Ben Delorme said he and his family moved into a new home in Colchester Saturday morning, so were there just two nights when the trees started falling.

"I could hear them going down,” Delorme recalled. "We just all got in our room in our bed and huddled together and just rode it out."

In nearby Milton, when a pine toppled, its roots lifted up a large shed behind Nickie Powers' house, leaving the storage structure sitting at an angle.

"I’ve never heard the wind like the way it was last night–ever," Powers said.

Crews worked long hours Monday to reopen closed roads in communities across the state.

Several local roads and a handful of state roads remained either partially or fully closed to travel as of late Monday afternoon, according to the Vermont Department of Public Safety.
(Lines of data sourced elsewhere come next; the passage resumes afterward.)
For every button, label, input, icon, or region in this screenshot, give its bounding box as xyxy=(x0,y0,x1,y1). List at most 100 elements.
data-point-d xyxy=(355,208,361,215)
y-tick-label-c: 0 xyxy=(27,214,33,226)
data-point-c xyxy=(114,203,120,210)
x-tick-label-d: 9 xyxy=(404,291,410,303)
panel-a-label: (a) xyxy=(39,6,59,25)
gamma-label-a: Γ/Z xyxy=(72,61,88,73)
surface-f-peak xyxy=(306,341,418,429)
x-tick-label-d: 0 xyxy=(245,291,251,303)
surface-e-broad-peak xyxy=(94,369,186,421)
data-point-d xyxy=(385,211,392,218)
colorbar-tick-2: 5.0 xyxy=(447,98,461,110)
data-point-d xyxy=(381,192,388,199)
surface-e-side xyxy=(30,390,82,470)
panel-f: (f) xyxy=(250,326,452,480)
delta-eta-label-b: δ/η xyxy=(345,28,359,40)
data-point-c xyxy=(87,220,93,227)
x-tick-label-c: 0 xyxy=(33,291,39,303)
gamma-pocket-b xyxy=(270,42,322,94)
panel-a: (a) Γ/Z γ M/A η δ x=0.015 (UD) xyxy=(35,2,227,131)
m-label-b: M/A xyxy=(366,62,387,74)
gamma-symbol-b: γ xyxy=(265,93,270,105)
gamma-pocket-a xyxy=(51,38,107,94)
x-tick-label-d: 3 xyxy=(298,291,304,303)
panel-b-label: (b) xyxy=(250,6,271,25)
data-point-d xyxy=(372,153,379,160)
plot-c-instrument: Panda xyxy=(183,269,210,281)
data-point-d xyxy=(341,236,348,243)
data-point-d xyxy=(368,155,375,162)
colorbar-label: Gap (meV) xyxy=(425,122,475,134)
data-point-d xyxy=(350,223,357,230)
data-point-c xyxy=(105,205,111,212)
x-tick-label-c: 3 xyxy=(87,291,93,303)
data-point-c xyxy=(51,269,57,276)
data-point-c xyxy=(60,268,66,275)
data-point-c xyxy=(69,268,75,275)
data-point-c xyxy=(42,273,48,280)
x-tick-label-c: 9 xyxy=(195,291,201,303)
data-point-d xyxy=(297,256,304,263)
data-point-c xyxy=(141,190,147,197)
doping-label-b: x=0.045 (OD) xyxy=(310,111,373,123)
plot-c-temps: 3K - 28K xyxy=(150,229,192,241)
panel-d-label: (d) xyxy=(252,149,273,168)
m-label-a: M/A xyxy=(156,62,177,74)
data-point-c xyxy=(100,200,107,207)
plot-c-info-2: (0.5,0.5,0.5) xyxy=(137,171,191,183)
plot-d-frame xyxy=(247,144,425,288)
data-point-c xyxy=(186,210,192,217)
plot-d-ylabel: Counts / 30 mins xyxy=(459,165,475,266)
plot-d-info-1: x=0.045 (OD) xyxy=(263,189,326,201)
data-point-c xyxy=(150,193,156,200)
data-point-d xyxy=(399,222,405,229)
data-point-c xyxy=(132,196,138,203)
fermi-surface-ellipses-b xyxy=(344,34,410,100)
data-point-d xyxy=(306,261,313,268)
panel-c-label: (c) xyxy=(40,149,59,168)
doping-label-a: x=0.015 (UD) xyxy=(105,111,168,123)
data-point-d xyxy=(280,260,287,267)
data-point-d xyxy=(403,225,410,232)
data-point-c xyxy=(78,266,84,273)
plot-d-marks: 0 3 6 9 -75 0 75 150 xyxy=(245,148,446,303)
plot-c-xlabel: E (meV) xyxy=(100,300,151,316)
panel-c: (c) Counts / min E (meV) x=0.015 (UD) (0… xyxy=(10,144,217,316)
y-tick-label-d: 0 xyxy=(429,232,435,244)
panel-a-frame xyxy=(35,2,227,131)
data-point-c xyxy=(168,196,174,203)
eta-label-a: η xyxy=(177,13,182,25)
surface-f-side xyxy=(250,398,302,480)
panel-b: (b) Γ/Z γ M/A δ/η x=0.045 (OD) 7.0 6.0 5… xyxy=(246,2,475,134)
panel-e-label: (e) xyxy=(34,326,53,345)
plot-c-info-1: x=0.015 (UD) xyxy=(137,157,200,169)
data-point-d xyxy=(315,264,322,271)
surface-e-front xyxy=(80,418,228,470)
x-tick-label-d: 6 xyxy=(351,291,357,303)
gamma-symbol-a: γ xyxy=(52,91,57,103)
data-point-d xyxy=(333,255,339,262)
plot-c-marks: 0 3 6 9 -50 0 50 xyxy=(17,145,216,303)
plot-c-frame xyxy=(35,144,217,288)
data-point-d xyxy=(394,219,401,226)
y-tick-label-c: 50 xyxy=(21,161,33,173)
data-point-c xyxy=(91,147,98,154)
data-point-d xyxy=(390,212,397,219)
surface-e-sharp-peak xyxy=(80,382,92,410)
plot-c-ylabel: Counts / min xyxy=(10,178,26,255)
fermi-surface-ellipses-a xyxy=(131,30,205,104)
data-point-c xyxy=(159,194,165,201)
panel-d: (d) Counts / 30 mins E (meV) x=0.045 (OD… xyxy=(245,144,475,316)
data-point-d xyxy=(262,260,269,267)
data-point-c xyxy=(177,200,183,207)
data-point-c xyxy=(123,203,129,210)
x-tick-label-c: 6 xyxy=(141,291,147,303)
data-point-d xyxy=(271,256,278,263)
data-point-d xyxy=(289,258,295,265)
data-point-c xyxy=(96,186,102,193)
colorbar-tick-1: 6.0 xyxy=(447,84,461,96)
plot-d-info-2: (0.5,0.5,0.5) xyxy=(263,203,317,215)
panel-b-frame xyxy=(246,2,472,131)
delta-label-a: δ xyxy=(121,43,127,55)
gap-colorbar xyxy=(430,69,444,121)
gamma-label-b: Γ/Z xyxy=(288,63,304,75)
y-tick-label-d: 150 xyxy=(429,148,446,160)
Many schools around the state also canceled classes Monday, due to both power outages and transportation challenges.

With a big tree down in her back yard, Jessica Owens of Milton said she had a lot of work to do.

"It’s going to be a long cleanup," Owens said. “But at least we’ll have firewood for fire pits.”

Fallen trees were even blocking train tracks in Colchester, delaying Amtrak passengers three hours in Essex Junction.

"Can’t really do anything about it, though," passenger Moira Stone said about her delayed travel to New York City.

That train would eventually come and get travelers to where they were heading: a bit of good news in a state that still has lots of cleanup ahead of it.